Cineasta terá de pagar R$ 100 mil por discurso de ódio contra índios
Curta-metragem "Matem os Outros" teve recurso público de R$ 40 mil, segundo ação protocolada pelo MPF
Decisão do TRF 3 (Tribunal Regional Federal da 3ª Região), em atendimento a recurso do MPF (Ministério Público Federal) de Mato Grosso do Sul, condenou o cineasta Reynaldo Paes de Barros ao pagamento de R$ 100 mil por danos morais coletivos. Na decisão, ele foi considerado propagador de discurso de ódio contra a comunidade indígena Guarani-Kaiowá, por por causa da produção e veiculação de curta-metragem, intitulado “Matem os Outros”, produzido e lançado em 2014.
A sentença de segundo grau prevê que a multa deverá ser destinada ao Fundo de Reparação de Interesses Difusos Lesados. Os valores de ingressos eventualmente vendidos para apresentações do filme terão o mesmo destino, conforme o Tribunal decidiu.
O filme usou recursos de R$ 40 mil do Fundo de Investimentos Culturais de Mato Grosso do Sul. Para o MPF, isso “torna ainda mais grave e reprovável a difusão de discurso de ódio e intolerância feita pelo filme, financiado com dinheiro público”.
O que é - O curta, conforme o órgão ministerial define, retrata basicamente diálogo travado entre quatro personagens, dois fazendeiros que pegam carona com um casal rumo a Sidrolândia (MS). “Durante o trajeto, expõem os sentimentos dos produtores rurais em relação aos índios, oportunidade em que são veiculados ideais preconceituosos, repletos de ódio étnico”, descreve o texto.
Nos minutos finais, na análise do MPF, a incitação à violência é escancarada. “Um dos personagens, que diz ao longo do filme ter estudado o tema em sua tese de doutorado, afirma que o quadro dos conflitos relacionados às terras indígenas – quadro chamado pelo personagem de "invasão dos índios" – vai durar até ser mudado por um “banho de sangue”
Liberdade de expressão x dignidade humana – A ação foi movida na Justiça Federal de Mato Grosso do Sul, que julgou improcedente o pedido, sob o fundamento de que a obra produzida pelo réu não excedeu os limites do regular exercício do direito à liberdade de expressão.
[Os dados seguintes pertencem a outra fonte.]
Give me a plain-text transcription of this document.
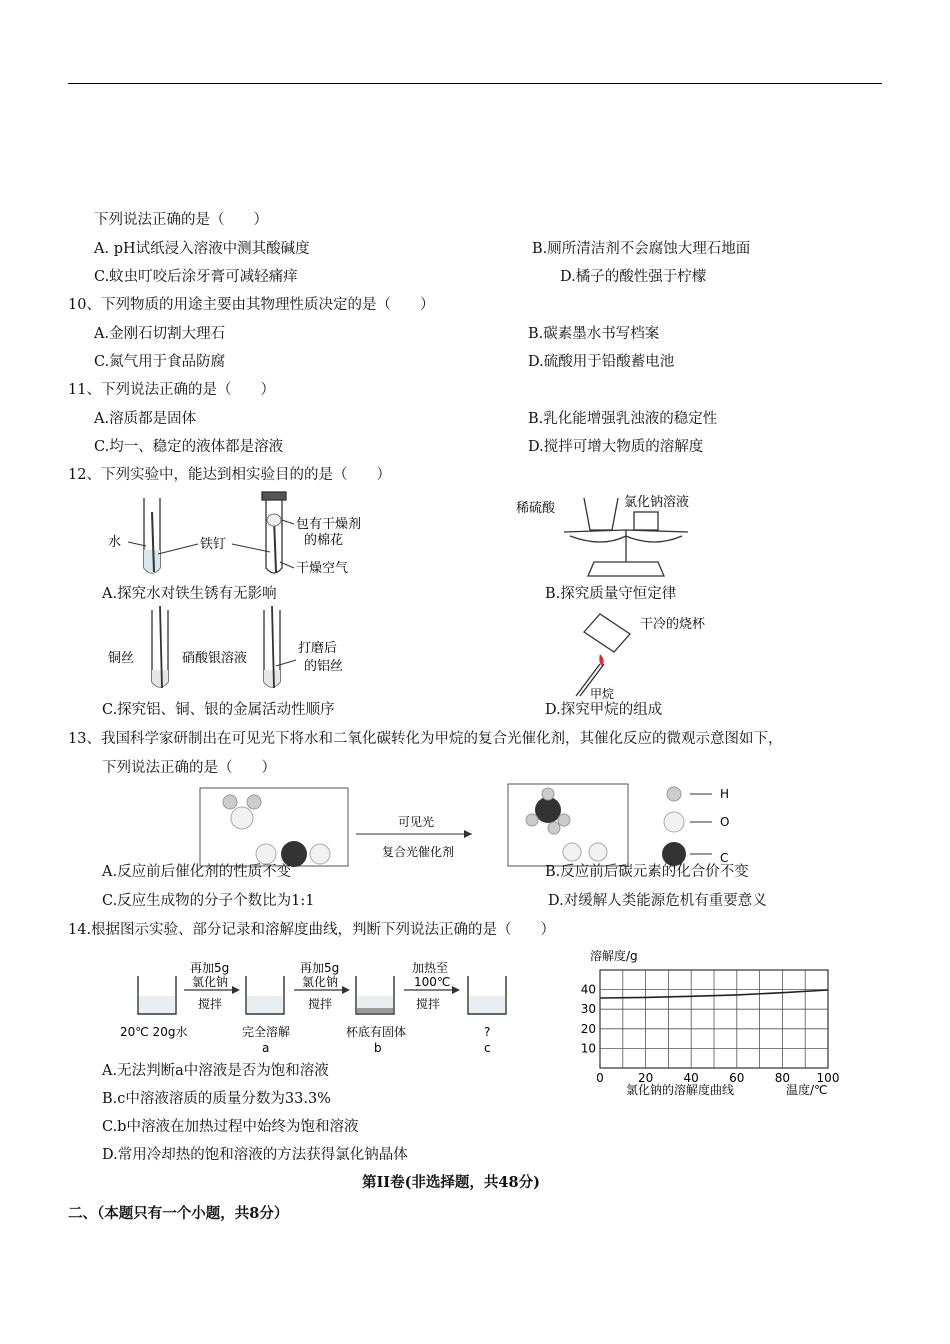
下列说法正确的是（　　）
A. pH试纸浸入溶液中测其酸碱度	B.厕所清洁剂不会腐蚀大理石地面
C.蚊虫叮咬后涂牙膏可减轻痛痒	D.橘子的酸性强于柠檬
10、下列物质的用途主要由其物理性质决定的是（　　）
A.金刚石切割大理石	B.碳素墨水书写档案
C.氮气用于食品防腐	D.硫酸用于铅酸蓄电池
11、下列说法正确的是（　　）
A.溶质都是固体	B.乳化能增强乳浊液的稳定性
C.均一、稳定的液体都是溶液	D.搅拌可增大物质的溶解度
12、下列实验中，能达到相实验目的的是（　　）
水	铁钉
包有干燥剂
的棉花
干燥空气
稀硫酸	氯化钠溶液
A.探究水对铁生锈有无影响	B.探究质量守恒定律
铜丝	硝酸银溶液
打磨后
的铝丝
干冷的烧杯
甲烷
C.探究铝、铜、银的金属活动性顺序	D.探究甲烷的组成
13、我国科学家研制出在可见光下将水和二氧化碳转化为甲烷的复合光催化剂，其催化反应的微观示意图如下，
下列说法正确的是（　　）
可见光
复合光催化剂
H
O
C
A.反应前后催化剂的性质不变	B.反应前后碳元素的化合价不变
C.反应生成物的分子个数比为1:1	D.对缓解人类能源危机有重要意义
14.根据图示实验、部分记录和溶解度曲线，判断下列说法正确的是（　　）
再加5g
氯化钠
搅拌
再加5g
氯化钠
搅拌
加热至
100℃
搅拌
20℃ 20g水	完全溶解
a
杯底有固体
b
?
c
溶解度/g
0	20	40	60	80 100
10
20
30
40
氯化钠的溶解度曲线	温度/℃
A.无法判断a中溶液是否为饱和溶液
B.c中溶液溶质的质量分数为33.3%
C.b中溶液在加热过程中始终为饱和溶液
D.常用冷却热的饱和溶液的方法获得氯化钠晶体
第II卷(非选择题，共48分)
二、（本题只有一个小题，共8分）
Diante disso, o MPF recorreu ao TRF, pedindo reforma da sentença.
O procurador regional da República Paulo Thadeu Gomes da Silva, em seu parecer, lembrou que, embora seja um direito fundamental, a liberdade de expressão não é um direito absoluto e que o próprio ordenamento jurídico impõe alguns limites e restrições a ele. “Os diálogos e cenas construídas pelo diretor acionado violam garantias que vedam qualquer modalidade de preconceito e discriminação”, afirma o procurador.
De acordo com o raciocínio apresentado, quando a liberdade de expressão entra em conflito com outros direitos fundamentais, “deve-se equacioná-lo mediante ponderação de interesses, balizada pelo princípio da proporcionalidade”.
De acordo com o MPF, o procurador aponta, no entanto, que a dignidade é um bem “intocável, o que significa dizer que ela não pode ser objeto de ponderação com outros direitos fundamentais, devendo prevalecer o princípio da dignidade.
Acolhendo tais argumentos, a 1ª turma do TRF3, por maioria de votos, condenou o réu ao pagamento de multa por dano moral coletivo às comunidades indígenas, por propagação de discurso de ódio em seu filme.
Como a decisão é de segundo grau, ainda cabe recurso pela defesa do cineasta.